In the letter denying the request, Tim Hill, the CMS’ acting Medicaid director, writes, “The CMS supports the state’s goal of lowering drug costs and will continue to provide technical assistance on options to test innovative drug coverage mechanisms.”
According to Modern Healthcare, Massachusetts said it needed the waiver to tighten controls on Medicaid drug costs, which it says have risen 13 percent each year since 2010. Federal data indicate that Massachusetts’ share of Medicaid spending rose 20 percent from fiscal year 2013’s $6.4 billion to $7.7 billion in fiscal 2016.

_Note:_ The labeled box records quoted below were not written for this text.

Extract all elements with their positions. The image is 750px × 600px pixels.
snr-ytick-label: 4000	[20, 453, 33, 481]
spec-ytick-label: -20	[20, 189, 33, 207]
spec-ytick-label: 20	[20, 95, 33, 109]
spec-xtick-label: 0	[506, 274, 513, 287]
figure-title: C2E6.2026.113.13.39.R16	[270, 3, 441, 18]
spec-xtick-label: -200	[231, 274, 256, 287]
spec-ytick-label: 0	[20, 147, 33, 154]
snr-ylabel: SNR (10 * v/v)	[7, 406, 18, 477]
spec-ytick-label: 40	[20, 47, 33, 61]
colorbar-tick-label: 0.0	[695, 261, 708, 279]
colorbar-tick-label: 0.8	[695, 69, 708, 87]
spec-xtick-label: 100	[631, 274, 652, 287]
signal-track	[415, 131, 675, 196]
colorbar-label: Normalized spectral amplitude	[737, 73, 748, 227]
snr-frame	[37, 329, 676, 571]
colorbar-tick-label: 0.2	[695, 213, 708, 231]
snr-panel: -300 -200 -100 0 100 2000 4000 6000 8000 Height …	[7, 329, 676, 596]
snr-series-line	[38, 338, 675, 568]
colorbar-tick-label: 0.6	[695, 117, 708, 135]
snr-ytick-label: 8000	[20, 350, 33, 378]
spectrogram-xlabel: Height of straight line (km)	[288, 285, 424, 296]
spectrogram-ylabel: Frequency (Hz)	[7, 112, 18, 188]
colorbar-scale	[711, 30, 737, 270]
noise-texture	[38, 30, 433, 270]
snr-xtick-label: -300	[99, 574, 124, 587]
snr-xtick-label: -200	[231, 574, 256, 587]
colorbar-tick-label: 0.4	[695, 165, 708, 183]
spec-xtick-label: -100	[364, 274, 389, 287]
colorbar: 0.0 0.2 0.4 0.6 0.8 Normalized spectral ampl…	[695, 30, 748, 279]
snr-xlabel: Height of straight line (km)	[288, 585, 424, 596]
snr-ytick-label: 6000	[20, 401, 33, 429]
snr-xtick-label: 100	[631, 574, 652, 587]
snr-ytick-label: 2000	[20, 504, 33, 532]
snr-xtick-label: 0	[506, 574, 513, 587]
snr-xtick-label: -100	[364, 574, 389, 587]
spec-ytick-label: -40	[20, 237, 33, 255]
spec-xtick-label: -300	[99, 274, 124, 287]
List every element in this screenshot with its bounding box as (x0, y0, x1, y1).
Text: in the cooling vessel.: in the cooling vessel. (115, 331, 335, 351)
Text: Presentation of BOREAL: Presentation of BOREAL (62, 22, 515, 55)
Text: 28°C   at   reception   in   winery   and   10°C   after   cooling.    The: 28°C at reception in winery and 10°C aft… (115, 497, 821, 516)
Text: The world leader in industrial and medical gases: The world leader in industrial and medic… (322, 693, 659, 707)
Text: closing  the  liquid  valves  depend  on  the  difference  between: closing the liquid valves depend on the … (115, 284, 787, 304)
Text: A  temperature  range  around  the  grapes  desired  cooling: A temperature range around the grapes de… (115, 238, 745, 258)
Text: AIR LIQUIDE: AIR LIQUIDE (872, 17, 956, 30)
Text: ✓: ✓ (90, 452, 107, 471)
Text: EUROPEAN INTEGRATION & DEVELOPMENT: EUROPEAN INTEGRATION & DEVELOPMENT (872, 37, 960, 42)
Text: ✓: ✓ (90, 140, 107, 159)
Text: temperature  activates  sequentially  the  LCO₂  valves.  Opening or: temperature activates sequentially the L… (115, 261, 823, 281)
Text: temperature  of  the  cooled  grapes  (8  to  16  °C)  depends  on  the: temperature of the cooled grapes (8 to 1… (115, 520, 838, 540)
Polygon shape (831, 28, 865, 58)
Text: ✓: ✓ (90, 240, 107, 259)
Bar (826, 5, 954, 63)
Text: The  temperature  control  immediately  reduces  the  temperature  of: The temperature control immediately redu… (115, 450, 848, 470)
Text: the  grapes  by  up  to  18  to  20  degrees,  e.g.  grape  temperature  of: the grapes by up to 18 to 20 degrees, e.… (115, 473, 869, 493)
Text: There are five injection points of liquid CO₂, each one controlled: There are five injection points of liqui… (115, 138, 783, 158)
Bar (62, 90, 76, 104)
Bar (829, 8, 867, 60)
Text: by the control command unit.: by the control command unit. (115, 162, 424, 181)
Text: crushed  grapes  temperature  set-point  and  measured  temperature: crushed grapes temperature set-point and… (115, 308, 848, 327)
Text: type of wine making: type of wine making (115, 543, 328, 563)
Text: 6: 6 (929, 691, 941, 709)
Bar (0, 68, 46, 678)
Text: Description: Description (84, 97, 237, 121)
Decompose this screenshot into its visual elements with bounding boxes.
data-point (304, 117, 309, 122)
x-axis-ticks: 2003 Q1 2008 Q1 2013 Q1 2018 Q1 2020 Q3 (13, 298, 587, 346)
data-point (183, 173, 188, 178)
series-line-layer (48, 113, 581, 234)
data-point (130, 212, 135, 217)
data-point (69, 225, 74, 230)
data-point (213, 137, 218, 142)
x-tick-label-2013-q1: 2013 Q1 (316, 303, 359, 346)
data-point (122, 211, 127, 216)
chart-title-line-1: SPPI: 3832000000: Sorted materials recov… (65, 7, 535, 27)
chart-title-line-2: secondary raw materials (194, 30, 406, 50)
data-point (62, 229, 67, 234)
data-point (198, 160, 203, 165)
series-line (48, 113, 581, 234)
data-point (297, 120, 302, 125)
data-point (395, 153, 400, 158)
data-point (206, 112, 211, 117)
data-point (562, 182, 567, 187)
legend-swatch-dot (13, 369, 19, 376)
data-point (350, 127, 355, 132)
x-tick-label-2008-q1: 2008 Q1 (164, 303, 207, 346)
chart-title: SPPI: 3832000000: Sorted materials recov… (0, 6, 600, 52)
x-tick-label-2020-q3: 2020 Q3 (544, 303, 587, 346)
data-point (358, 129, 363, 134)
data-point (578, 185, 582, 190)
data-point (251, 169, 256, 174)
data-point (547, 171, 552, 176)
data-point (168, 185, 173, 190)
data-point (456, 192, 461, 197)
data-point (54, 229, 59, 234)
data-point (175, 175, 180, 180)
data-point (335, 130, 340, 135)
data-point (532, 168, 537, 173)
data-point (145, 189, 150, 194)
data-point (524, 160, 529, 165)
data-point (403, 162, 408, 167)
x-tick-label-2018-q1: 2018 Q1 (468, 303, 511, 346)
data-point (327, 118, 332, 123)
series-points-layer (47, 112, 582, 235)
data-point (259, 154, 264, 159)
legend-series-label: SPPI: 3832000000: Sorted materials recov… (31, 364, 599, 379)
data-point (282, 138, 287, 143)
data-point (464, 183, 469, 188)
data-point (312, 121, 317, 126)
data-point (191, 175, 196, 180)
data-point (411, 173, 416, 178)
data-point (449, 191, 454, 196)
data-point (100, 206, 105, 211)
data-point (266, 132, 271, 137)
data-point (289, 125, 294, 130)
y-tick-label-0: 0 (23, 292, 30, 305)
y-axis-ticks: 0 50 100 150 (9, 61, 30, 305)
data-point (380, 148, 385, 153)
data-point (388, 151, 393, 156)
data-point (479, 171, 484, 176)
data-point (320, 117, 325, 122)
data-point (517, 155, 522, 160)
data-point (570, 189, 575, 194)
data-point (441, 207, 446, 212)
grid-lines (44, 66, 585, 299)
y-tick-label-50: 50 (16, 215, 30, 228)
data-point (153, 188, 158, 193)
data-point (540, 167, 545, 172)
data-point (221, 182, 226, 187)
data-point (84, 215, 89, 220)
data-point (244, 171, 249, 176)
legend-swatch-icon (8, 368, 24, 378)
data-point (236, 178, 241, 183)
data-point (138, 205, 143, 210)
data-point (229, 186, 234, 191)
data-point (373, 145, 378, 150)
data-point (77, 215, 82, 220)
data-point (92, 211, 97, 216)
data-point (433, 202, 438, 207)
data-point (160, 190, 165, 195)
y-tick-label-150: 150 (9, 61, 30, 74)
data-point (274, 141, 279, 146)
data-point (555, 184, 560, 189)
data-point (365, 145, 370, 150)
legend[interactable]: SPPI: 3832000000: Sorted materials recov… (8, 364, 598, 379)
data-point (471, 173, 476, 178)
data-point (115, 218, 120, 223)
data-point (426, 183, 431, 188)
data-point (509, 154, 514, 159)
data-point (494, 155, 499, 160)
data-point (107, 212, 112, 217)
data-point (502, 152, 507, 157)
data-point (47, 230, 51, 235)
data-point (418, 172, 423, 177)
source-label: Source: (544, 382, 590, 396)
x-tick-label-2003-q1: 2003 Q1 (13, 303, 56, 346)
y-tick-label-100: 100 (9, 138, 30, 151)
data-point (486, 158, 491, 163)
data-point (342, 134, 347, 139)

“It is disappointing that our request to more effectively control rising pharmacy costs was not approved,” says Elissa Snook, a spokeswoman for the state’s Executive Office of Health and Human Services.
Launching a pilot program is not something the state wants to do, since it would have to give up rebates not on a select group of drugs but on all of them—which could boost its costs.
But CMS did approve—and on the same day as its denial of Massachusetts’ request—a request from Oklahoma to get extra rebates from drugmakers if clinical outcomes are not achieved from their products. The state is the first to be approved for that, but this action is not expected to have the impact that the one from Massachusetts would have had.